A reader writes:
I’m a consultant and I have been looking to join a larger consultancy. In hunting around, I found one... on its face, the organization seems to be perfect. My personal philosophy meshes well with their stated philosophy, etc.
I sent off an unsolicited e-mail, asking if they needed someone like me. Their CEO responded in 3 days. Over the course of the next two days, I talked extensively with the first interviewer. By day 7, I’d spoken with him at length and he passed me onto another interviewer.
Three days later (day 10), the second interviewer got in touch... We went on to speak that day. They also asked me to fill out two “team” psychological/personality inventories. I completed them that afternoon.
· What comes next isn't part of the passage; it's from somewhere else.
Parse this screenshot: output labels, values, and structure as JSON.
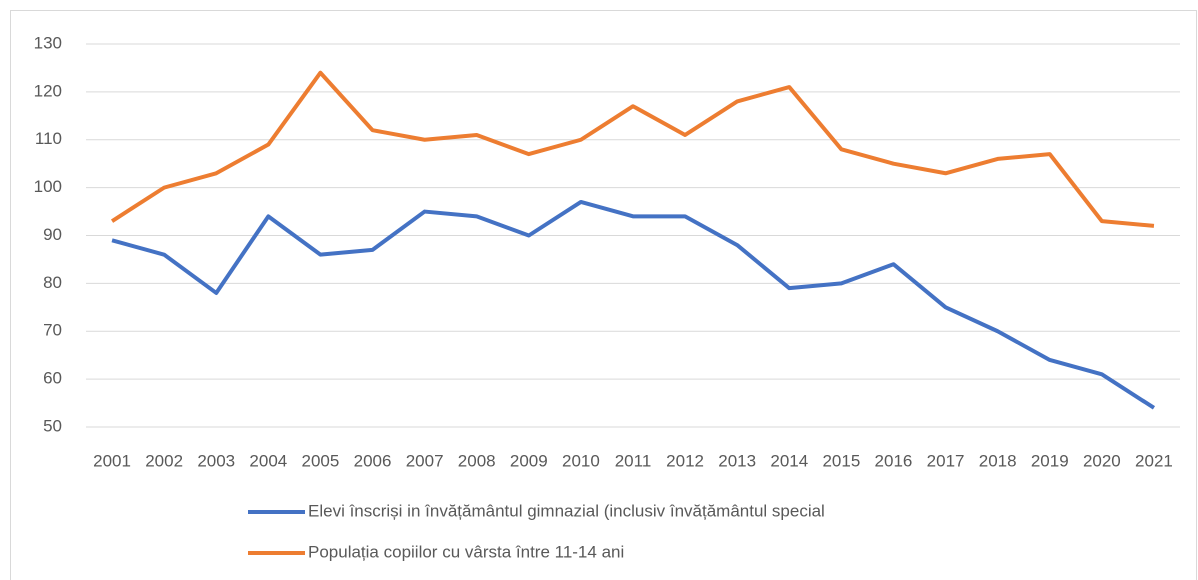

Five days after that (day 15), the first interviewer e-mailed to say that he wanted me to talk with two others on their team and to scheduled the next interview. Three days later (day 18), that interview was scheduled for the following afternoon.
Day 19 was interview three. It also went well. I didn’t want another long delay, so I e-mailed the first interviewer to tell him things went well. Four days later (day 23) I got a response saying that that was great... and that I now needed to talk with interviewer four.
At this point (day 24), I e-mailed the CEO again, as he had asked me to keep him abreast of how things were progressing. I told him that this was a gauntlet interview process. He e-mailed back to say that I’d not seen anything yet... that interviewer four was killer.
Interview four happened on day 28... and I received an e-mail on day 29 responding to my latest thank you with notice that they were going to start checking references.
On day 35, I sent a note to interviewer four, making sure that things were progressing well and that they were getting the info they needed from my references (I knew that they’d been talking with my references as I was getting feedback from the references after each call).
Nine days later (day 44), I finally talk with the CEO. He is interested.... but now wants to hire me as a consultant for the first few months to “try before he buys” me as a full-time employee. I tentatively agree, stating that I’m really on the market for full time work... but that as long as we were moving forward towards full time employment, I would be happy to work for him.
He seemed pleased and told me that he’d have someone on his staff get me a contracting agreement via e-mail to get us going.
One day later (day 45), and I received an e-mail from that staffer asking for my contact details to fill in on the template agreement. I responded almost immediately. I didn’t get anything back by the end of that day, so I e-mailed to make sure he received my info. On day 46, he wrote to say that he’d been having e-mail difficulties... that he now had my info (I had to resend) and that he’d be preparing the agreement.
It’s now 5 days after that (day 50) and I’ve not yet received the document.
Quite frankly, at this point, I’m more than a little frustrated. I obviously have continued to look for employment (thank god I didn’t stop when I had the first great conversation almost 2 months ago)... but this seems a little excessive. I don’t want to get snippy and send off an e-mail I might later regret. I’m looking for an outsider’s perspective on timing and pacing to know whether I’m being unreasonable in thinking that they’re REALLLLLLLLLLY slow.
I have a couple of thoughts and none of them are all that conclusive:
1. On one hand, they're not being all that slow in terms of response time. You got an initial response to your resume in three days and an extensive first interview within one week.
2. On the other hand, they appear to have 72 steps to their interviewing process. I'm actually all for being thorough, but I do think that when you have an extensive process like this, you should tell the candidate what the process will be at the start. You shouldn't have been left in the dark on that.
3. The "try before you buy" thing irks me for the same reason. This should have come up earlier. I might consider asking them, "Is this typical or is there something about my candidacy that has you less certain than usual?" The answer might be interesting.
4. All that aside though, the only thing that really bothers me about the timeline itself is what has happened at the end -- the delay in getting you the contract. I would contact them and ask for an ETA and explain that if you're going to accept the position, you need to begin wrapping up other commitments, and imply that you're not able to stop your job search until that contract is signed.
There could be a perfectly innocent explanation -- the guy preparing the contract has been out sick, swamped with other work, or whatever. But they owe you a status update, at least. If you can't get that out of them, something smells bad. But at this point, I wouldn't draw any conclusions just yet -- just keep sniffing around and remain skeptical.